É um desafio viver tudo isso em um fim de semana (talvez seja mais fácil em dois). As caminhadas são longas, o sol é forte e só se põe às 21h, é preciso tempo para explorar e entender o lugar.

A decisão difícil de sacrificar um show para ver outro, ou de colocar o descanso ou um lanche em segundo plano para ver o máximo de shows possíveis, tão comum em um festival, fica amplificada no contexto do Primavera Sound.

O sentimento é de que muita coisa está ficando pra trás. FOMO manda lembranças.

Imperfeito

primavera sound barcelona
Kimberley Ross

Nenhum festival é perfeito, e o Primavera Sound deixou à mostra suas imperfeições. Algumas foram corrigidas, outras, que já nasceram erradas, persistiram deliberadamente.

O primeiro dia de Primavera Sound Barcelona foi caótico, muito distante do que se espera de um festival que completa 20 anos de existência e é um dos principais do mundo.

Apesar do calor e do público de cerca de 65 mil pessoas, só havia três pontos de hidratação em toda a enormidade do Fórum. Nos bares, a quantidade pequena de atendentes gerou filas de quase 1h de espera. A má gestão da circulação do público na saída dos dois palcos principais, posicionados lado a lado, provocou aglomerações desnecessárias e potencialmente perigosas.

A chuva de reclamações nas redes sociais do festival foi respondida no dia seguinte com correções desses problemas. Mais bebedouros, mais atendentes e controles de entrada e saída da multidão mais bem definidos nos palcos principais.

Mas o Primavera Sound Barcelona optou por cometer o erro grave de colocar no meio da pista dos palcos principais uma área VIP que ocupa mais espaço do que deveria e bloqueia a visão de quem está mais atrás.
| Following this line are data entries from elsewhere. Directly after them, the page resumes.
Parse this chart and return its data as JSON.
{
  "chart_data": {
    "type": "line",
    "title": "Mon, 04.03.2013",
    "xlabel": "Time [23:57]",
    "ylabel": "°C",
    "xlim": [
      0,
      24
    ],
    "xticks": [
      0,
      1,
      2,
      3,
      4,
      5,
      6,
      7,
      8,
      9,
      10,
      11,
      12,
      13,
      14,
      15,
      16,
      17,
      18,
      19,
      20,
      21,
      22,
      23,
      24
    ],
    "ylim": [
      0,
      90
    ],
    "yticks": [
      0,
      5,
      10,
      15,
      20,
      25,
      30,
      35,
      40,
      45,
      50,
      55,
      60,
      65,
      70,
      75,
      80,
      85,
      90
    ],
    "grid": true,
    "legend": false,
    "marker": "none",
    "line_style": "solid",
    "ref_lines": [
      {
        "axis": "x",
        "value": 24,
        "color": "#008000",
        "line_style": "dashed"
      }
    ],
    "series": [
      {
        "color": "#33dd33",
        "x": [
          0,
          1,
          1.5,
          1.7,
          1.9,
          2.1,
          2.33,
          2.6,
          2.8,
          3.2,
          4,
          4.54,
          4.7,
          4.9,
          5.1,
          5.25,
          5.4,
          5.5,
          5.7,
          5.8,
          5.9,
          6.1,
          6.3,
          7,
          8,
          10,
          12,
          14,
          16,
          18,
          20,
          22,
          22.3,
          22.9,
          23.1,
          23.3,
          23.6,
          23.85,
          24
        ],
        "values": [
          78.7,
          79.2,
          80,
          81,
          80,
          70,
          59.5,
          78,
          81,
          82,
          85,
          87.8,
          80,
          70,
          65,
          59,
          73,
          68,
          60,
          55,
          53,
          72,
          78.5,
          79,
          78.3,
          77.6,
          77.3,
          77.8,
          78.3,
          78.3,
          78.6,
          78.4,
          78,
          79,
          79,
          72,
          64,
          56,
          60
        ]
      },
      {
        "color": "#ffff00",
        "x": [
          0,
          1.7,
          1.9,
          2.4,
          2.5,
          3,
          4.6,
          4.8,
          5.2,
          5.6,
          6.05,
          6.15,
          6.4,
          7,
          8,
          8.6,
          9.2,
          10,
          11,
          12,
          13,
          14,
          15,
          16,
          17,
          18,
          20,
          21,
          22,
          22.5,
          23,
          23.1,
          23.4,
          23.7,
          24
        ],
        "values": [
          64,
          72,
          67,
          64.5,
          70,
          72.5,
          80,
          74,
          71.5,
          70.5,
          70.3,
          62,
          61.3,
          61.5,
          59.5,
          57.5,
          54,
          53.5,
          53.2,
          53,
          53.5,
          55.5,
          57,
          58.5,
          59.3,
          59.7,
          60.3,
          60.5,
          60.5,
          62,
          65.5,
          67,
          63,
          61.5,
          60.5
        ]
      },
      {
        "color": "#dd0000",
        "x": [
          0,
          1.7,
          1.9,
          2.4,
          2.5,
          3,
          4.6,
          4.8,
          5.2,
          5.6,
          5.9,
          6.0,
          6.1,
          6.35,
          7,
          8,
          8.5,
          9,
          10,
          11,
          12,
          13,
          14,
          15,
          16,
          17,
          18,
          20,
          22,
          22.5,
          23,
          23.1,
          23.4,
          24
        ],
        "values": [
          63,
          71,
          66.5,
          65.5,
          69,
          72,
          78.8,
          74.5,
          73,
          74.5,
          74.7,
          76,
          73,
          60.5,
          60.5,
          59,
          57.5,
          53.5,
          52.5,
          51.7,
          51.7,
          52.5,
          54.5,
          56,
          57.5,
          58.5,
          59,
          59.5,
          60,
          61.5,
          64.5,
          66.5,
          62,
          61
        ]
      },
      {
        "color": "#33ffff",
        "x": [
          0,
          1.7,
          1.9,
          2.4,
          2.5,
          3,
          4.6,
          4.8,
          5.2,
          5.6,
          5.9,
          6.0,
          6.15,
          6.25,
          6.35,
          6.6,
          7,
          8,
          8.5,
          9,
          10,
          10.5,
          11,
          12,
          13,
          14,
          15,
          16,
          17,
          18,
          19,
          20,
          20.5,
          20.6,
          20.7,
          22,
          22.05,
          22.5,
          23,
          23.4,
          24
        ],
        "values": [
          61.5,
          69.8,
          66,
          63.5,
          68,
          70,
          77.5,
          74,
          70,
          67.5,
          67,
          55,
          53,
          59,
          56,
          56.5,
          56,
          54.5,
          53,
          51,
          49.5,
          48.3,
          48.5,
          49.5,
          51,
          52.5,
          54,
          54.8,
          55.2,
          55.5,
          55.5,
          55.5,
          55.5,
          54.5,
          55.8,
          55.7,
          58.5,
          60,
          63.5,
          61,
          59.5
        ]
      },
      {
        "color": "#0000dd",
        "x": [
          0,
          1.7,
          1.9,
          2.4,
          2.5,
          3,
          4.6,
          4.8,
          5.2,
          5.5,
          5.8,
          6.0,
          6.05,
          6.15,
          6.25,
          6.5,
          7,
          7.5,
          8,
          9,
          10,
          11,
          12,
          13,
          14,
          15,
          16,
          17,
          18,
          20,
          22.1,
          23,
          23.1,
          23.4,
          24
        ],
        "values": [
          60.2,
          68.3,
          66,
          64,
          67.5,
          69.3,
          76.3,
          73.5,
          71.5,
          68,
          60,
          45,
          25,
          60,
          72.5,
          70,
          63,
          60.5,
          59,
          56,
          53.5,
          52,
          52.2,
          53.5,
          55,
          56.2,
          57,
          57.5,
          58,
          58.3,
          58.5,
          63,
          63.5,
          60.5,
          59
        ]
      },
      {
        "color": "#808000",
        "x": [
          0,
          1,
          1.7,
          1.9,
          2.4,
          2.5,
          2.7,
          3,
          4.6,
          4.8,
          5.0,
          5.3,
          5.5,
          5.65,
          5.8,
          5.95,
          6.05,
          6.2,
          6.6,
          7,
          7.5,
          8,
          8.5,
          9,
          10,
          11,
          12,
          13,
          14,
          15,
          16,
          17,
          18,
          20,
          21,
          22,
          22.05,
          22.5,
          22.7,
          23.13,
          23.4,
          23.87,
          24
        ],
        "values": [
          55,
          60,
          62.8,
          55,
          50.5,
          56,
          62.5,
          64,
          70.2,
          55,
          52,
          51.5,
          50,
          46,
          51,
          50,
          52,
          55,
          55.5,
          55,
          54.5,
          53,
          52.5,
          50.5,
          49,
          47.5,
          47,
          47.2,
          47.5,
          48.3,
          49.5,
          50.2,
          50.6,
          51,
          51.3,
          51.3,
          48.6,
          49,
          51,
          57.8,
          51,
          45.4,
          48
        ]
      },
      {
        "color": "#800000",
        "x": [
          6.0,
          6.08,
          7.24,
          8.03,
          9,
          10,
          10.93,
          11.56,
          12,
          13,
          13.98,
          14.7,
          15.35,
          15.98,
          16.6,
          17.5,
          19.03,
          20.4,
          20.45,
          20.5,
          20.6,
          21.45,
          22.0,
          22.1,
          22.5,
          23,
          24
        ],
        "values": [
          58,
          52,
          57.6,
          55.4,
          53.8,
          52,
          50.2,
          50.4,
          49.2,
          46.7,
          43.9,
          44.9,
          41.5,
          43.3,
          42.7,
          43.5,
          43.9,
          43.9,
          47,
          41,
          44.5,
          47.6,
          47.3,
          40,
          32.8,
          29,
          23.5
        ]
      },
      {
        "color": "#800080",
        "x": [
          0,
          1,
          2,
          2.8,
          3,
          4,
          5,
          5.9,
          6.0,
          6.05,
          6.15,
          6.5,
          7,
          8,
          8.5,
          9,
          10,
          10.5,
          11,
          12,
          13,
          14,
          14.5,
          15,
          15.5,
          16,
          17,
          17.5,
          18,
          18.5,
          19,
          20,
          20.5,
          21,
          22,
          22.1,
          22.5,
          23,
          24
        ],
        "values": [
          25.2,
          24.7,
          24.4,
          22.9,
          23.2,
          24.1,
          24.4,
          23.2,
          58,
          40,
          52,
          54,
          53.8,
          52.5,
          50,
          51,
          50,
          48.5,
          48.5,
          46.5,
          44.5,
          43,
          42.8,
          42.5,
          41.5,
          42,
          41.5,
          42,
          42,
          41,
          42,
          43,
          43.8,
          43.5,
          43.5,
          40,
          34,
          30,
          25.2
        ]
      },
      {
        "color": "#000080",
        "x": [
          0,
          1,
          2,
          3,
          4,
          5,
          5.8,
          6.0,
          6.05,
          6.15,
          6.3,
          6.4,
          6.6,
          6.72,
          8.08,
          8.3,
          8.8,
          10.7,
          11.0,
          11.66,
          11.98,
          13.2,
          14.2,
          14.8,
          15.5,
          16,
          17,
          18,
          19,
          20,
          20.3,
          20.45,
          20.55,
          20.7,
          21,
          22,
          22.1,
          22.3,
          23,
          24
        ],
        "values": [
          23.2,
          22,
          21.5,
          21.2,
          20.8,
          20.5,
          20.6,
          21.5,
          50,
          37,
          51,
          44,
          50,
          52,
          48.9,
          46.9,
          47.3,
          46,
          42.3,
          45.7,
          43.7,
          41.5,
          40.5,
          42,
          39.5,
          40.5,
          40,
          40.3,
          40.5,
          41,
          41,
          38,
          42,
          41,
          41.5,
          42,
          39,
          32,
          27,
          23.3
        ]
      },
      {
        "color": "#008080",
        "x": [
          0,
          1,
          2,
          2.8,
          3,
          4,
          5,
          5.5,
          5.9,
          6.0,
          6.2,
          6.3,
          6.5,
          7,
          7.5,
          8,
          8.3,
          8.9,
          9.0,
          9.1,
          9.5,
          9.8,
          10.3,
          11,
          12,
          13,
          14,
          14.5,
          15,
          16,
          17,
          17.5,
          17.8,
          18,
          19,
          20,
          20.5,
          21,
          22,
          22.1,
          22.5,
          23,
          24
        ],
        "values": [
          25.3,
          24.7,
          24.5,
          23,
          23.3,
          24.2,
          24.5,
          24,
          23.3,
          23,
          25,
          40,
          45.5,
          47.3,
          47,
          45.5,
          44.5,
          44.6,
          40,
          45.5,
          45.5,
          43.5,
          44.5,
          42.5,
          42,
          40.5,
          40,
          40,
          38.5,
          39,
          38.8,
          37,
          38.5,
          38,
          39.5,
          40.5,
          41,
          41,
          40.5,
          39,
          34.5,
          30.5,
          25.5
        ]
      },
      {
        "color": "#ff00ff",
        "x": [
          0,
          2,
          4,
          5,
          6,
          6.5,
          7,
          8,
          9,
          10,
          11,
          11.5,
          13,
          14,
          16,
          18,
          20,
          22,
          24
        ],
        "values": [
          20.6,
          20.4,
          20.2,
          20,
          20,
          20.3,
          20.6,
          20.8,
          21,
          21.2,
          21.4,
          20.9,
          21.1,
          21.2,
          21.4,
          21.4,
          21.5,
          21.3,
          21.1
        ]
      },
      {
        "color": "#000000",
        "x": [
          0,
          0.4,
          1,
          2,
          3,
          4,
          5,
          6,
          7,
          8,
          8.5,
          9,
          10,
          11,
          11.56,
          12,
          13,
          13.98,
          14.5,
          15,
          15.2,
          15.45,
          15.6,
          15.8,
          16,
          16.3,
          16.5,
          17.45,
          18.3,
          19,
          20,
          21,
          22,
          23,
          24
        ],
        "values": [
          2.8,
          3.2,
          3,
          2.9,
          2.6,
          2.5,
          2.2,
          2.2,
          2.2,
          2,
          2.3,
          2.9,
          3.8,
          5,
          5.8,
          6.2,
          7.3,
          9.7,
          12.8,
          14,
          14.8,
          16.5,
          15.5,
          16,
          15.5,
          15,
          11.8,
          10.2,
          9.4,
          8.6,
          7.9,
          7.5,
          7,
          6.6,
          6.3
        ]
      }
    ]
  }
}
Pior: é uma área VIP do VIP, destinada a organizadores e convidados dos organizadores. O público, tanto o que pagou por ingressos comuns quanto o que pagou mais caro, foi abertamente desrespeitado nessa decisão do festival.

As imperfeições se completam com a onda de cancelamentos de um line up audacioso. De 2020 até 2022, no último minuto, foram muitas baixas por motivos diversos (de headliners como Massive Attack a preciosidades como Bikini Kill), muitas sem substituição.

Os motivos para os cancelamentos foram desde diagnóstico de Covid-19 a mudança de planos dos artistas. Não necessariamente isso cai totalmente na conta do festival, já que os artistas e seus gestores de carreira também são partes envolvidas, mas é um preço pago pelo festival por ambicionar tanto e que respinga no público, que pagou o ingresso muitas vezes para ver justamente o artista que cancelou.

Autêntico

primavera sound barcelona
Eric Pamies

Talvez por já existir há 20 anos, antes da bolha dos festivais se intensificar; talvez por um direcionamento sólido de identidade, o Primavera Sound não se parece com nenhum outro festival a não ser com ele mesmo. Dentro do parque e fora dele, na cidade, o Primavera Sound Barcelona aparentemente encontra dentro de si mesmo e da sua trajetória as referências para se construir.

A música ainda é a protagonista absoluta, nos palcos e fora deles, na grande maioria das atividades disponibilizadas pelo próprio festival e os patrocinadores. Lojas de disco, exposição de pôsteres de shows, merchandising de bandas e do festival é o que se encontra na esplanada central do Parc del Fórum entre um show e outro. Sem ofuscar o brilho da música, a presença das marcas é discreta na comparação com outros festivais, mesmo elas sendo essenciais para a concretização de um evento desse tamanho.

O público acompanha esse tom e se mostra musicalmente curioso, aberto às muitas propostas sonoras que o festival oferece. É também um público cativo, visível nas muitas cabeças grisalhas que circulam pelo festival, sugerindo que essas pessoas são as mesmas que, 20 anos atrás – e 20 anos mais jovens, participavam das primeiras edições do festival e hoje se misturam com os mais jovens que renovam a audiência.

Por tudo isso, por suas características marcantes, e apesar das imperfeições, o Primavera Sound é daqueles festivais para voltar sempre que possível. Felizmente, meu primeiro retorno já acontece no próximo fim de semana, quando o evento encerra as comemorações dessa edição histórica pelo seu tamanho e pelas circunstâncias que nos trouxeram até aqui.